FFFEAR (CCP4: Supported Program)

NAME

fffear - Fast Fourier Feature Recognition for density fitting, release 1.9, 19/10/00

SYNOPSIS

fffear HKLIN foo.mtz [XYZIN foo.pdb] [MAPIN foo.map] [MAXIN foo.max] XYZOUT bar.pdb [ SOLIN foo.msk ]
[Keyworded input]

REFERENCE

DESCRIPTION

`fffear' is a package which searches for molecular fragments in poor quality electron density maps. It was inspired by the Uppsala `ESSENS' software (Kleywegt+Jones, 1997), but achieves greater speed and sensitivity through the use of Fast Fourier transforms, maximum likelihood, and a mixed bag of mathematical and computational approaches (Cowtan, 1998). Currently, the main application is the detection of helices in poor electron density maps (5.0A or better), and the detection of beta strands in intermediate electron density maps (4.0A or better). It is also possible to use electron density as a search model, allowing the location of NCS elements. Approximate matches may be refined, and translation searches may be performed using a single orientation. The results are scored using an agreement function based on the mean squared difference between model and map over a masked region.

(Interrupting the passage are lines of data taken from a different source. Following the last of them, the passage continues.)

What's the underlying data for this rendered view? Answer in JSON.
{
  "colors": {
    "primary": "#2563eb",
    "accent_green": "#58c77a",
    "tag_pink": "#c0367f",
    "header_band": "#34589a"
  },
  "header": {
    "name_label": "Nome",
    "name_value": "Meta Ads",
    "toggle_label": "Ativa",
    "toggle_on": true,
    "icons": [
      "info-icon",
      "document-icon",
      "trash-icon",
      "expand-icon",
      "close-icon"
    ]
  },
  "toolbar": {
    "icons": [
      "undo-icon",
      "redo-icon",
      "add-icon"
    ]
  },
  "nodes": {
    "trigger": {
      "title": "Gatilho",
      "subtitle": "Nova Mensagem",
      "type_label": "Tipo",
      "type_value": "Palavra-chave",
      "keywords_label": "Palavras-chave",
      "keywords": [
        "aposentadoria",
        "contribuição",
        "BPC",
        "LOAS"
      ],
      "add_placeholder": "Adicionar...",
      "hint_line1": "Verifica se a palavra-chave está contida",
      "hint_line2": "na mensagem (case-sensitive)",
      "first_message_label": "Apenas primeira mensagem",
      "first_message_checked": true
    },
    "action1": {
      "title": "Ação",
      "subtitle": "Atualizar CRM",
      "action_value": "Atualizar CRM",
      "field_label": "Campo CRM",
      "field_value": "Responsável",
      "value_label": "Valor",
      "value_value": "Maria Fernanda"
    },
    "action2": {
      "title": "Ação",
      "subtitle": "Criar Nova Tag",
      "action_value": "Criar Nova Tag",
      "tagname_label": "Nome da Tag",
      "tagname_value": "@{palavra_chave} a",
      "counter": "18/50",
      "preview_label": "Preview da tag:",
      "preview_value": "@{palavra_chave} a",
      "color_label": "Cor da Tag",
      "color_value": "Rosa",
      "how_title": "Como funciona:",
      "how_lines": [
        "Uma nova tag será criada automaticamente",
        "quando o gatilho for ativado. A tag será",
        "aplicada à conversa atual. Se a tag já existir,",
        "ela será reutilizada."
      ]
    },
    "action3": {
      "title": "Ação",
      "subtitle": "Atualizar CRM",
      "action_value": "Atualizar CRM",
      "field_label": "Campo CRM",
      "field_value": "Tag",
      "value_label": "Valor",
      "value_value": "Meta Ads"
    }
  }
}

The program takes as input an mtz file containing the Fourier coefficients of the map to be searched, and a search model in the form of a pdb file, map, or maximum likelihood target. A `fragment mask' is generated to cover the fragment density, and orientations and translations are searched to find those transformations which give a good fit between the fragment density and map density within the fragment mask.

The program has been highly optimised using reciprocal-space rotations and grid-doubling FFT's, and crystallographic symmetry (Rossman+Arnold, 1993) giving 4-50 times speed improvement over the results published in 1998. The speed of the calculation is almost independent of the size of the model, thus the program may also be used for molecular replacement calculations where weak phases are available.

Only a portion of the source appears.